Nas dias, um clima de evidente desconforto tomou conta do Supremo Tribunal Federal (STF). O motivo? O avanço do projeto de anistia aos envolvidos nos atos de 8 de janeiro. Com 257 assinaturas já garantidas para a urgência da proposta na Câmara, o debate deixou de ser apenas jurídico e virou um embate político e institucional de alta voltagem. E, convenhamos, o STF parece estar mais inquieto do que nunca.
A inquietação da Corte se traduz em recados enviados à imprensa, entrevistas, bastidores vazados e até perguntas sugeridas por ministros a jornalistas em rede nacional. A cena da comentarista da GloboNews, Eliane Cantanhêde, lendo ao vivo uma pergunta redigida por um ministro do STF sobre o caso é, no mínimo, inusitada — e revela muito mais do que parece à primeira vista. O STF passou a usar os microfones da mídia como sua extensão institucional informal, pressionando o Legislativo a não levar a anistia adiante.
Mas será que essa reação exacerbada não denuncia justamente o que querem esconder? O medo de que se reconheça, mesmo que indiretamente, que houve excessos nas condenações? A própria admissão de “revisão de penas” ou “progressão de regime” para alguns presos do 8 de janeiro é um recuo camuflado. Afinal, se tudo foi tão dentro da lei, por que a súbita boa vontade?
A resposta pode estar no peso de uma história recente. O mesmo STF que hoje se revolta com a ideia de anistiar cidadãos comuns que, em sua maioria, cometeram crimes de menor potencial ofensivo ou sequer tiveram provas contundentes contra si, foi o mesmo que rasgou a Lava Jato e promoveu a libertação de corruptos históricos envolvidos no maior escândalo de corrupção da história do país, o Petrolão. Não é exagero dizer que figuras centrais desse esquema voltaram à cena política com as bênçãos do mesmo tribunal que agora se diz preocupado com a impunidade.
Dois pesos, duas medidas. Essa é a percepção de boa parte da sociedade — especialmente da parcela que apoia a anistia. Não se trata de defender o caos, a baderna ou a impunidade, mas sim de reconhecer que justiça sem equilíbrio vira perseguição. O que vimos com muitos dos réus do 8 de janeiro foi uma máquina de moer reputações, um processo judicial com cara de vingança institucional, e penas que destoam do razoável.
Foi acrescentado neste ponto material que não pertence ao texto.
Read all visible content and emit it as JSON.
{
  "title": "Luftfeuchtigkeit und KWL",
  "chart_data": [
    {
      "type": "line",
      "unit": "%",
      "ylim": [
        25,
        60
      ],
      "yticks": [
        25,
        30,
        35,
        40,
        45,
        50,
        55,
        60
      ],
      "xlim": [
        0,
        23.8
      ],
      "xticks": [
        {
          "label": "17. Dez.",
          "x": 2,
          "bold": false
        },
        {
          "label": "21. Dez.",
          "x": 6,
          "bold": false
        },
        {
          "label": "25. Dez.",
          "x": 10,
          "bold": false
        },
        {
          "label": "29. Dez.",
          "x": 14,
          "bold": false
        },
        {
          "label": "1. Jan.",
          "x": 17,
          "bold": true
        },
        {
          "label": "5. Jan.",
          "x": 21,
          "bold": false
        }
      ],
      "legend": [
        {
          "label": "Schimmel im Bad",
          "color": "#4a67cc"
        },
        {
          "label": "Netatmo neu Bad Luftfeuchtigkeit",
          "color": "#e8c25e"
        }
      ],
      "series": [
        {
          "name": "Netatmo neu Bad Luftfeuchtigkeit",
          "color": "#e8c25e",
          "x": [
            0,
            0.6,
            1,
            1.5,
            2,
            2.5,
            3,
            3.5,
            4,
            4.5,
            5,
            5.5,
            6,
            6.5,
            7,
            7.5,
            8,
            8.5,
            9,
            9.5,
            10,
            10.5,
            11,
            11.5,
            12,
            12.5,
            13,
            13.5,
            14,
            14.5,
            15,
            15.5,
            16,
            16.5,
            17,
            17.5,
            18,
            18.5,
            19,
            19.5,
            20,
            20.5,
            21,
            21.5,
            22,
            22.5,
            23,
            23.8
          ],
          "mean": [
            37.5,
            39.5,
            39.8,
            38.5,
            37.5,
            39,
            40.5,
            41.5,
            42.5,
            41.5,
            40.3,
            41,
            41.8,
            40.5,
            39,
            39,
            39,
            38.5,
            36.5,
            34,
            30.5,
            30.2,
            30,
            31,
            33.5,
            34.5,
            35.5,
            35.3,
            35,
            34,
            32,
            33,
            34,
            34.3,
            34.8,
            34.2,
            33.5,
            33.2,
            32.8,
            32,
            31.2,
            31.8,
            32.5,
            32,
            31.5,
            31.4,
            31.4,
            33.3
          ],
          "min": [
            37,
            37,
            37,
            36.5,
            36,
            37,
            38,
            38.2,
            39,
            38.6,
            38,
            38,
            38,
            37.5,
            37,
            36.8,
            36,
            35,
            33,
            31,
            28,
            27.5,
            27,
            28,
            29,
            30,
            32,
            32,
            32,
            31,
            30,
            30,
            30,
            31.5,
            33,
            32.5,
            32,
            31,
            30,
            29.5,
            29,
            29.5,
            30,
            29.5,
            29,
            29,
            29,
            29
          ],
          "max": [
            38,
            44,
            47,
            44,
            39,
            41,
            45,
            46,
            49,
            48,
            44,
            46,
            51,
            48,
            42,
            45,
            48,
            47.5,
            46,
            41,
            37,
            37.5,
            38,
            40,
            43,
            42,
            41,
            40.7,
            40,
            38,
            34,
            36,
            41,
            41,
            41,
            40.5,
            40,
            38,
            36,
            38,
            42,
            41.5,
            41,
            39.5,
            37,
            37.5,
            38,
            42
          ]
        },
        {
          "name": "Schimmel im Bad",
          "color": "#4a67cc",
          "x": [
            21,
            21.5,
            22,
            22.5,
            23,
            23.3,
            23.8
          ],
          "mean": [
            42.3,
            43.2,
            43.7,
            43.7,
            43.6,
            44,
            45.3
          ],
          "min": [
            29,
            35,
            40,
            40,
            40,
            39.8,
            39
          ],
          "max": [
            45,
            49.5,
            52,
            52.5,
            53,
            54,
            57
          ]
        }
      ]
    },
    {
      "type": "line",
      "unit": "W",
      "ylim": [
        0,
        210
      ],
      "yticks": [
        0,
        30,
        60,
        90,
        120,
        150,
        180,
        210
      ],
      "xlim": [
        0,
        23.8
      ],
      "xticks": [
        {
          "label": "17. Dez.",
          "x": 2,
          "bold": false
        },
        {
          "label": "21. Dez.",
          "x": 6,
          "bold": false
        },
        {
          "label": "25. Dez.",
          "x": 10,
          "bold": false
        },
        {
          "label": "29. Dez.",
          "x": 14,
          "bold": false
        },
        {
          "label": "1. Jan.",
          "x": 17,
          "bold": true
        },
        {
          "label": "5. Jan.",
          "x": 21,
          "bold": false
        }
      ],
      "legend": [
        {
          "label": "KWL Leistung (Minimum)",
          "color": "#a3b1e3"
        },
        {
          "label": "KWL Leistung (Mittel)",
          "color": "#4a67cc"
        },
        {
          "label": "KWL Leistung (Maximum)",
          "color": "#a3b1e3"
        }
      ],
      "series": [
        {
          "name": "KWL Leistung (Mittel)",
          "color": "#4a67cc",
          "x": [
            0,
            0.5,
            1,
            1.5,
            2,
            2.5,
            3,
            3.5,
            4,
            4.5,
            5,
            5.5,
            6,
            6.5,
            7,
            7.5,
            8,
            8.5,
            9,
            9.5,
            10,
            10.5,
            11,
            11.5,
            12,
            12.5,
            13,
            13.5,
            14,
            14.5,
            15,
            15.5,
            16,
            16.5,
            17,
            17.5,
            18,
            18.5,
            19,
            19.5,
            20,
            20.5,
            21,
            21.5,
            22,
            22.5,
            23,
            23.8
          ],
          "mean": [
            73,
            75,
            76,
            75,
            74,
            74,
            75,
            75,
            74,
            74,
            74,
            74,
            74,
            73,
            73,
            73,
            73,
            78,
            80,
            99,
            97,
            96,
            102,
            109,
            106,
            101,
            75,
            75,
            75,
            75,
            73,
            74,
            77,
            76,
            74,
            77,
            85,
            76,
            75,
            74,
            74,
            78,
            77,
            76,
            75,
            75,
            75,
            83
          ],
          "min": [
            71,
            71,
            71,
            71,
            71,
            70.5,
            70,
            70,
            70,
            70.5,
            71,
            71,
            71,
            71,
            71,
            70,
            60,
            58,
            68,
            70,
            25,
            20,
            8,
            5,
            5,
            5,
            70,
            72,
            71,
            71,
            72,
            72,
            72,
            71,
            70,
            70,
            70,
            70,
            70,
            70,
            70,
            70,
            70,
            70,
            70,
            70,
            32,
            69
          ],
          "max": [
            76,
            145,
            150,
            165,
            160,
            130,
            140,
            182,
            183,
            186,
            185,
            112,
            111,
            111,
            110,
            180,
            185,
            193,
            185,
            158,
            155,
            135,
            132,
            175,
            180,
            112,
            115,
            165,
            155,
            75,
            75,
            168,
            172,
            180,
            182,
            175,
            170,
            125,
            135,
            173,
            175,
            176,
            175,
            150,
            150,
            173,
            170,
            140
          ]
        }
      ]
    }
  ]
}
Ao transformar cidadãos em símbolos para dar um recado político, o STF ultrapassou limites e agora tenta contornar os próprios excessos com discursos indiretos e concessões tímidas. Mas a população não é boba. Viu a injustiça, sentiu o peso do autoritarismo judicial e agora reage através do instrumento legítimo do processo legislativo: um projeto de anistia.
É hora de colocar o dedo na ferida. O STF precisa entender que o papel de um tribunal é aplicar a lei com justiça, e não com emoção, vingança ou interesses políticos. O Brasil não precisa de deuses do Olimpo, mas de ministros que respeitem a Constituição e aceitem que errar também faz parte do jogo democrático.
A anistia, gostem ou não os togados, é um instrumento legal e legítimo. Negá-la com base em orgulho ferido ou em recados cifrados à imprensa não fortalece a democracia — a enfraquece.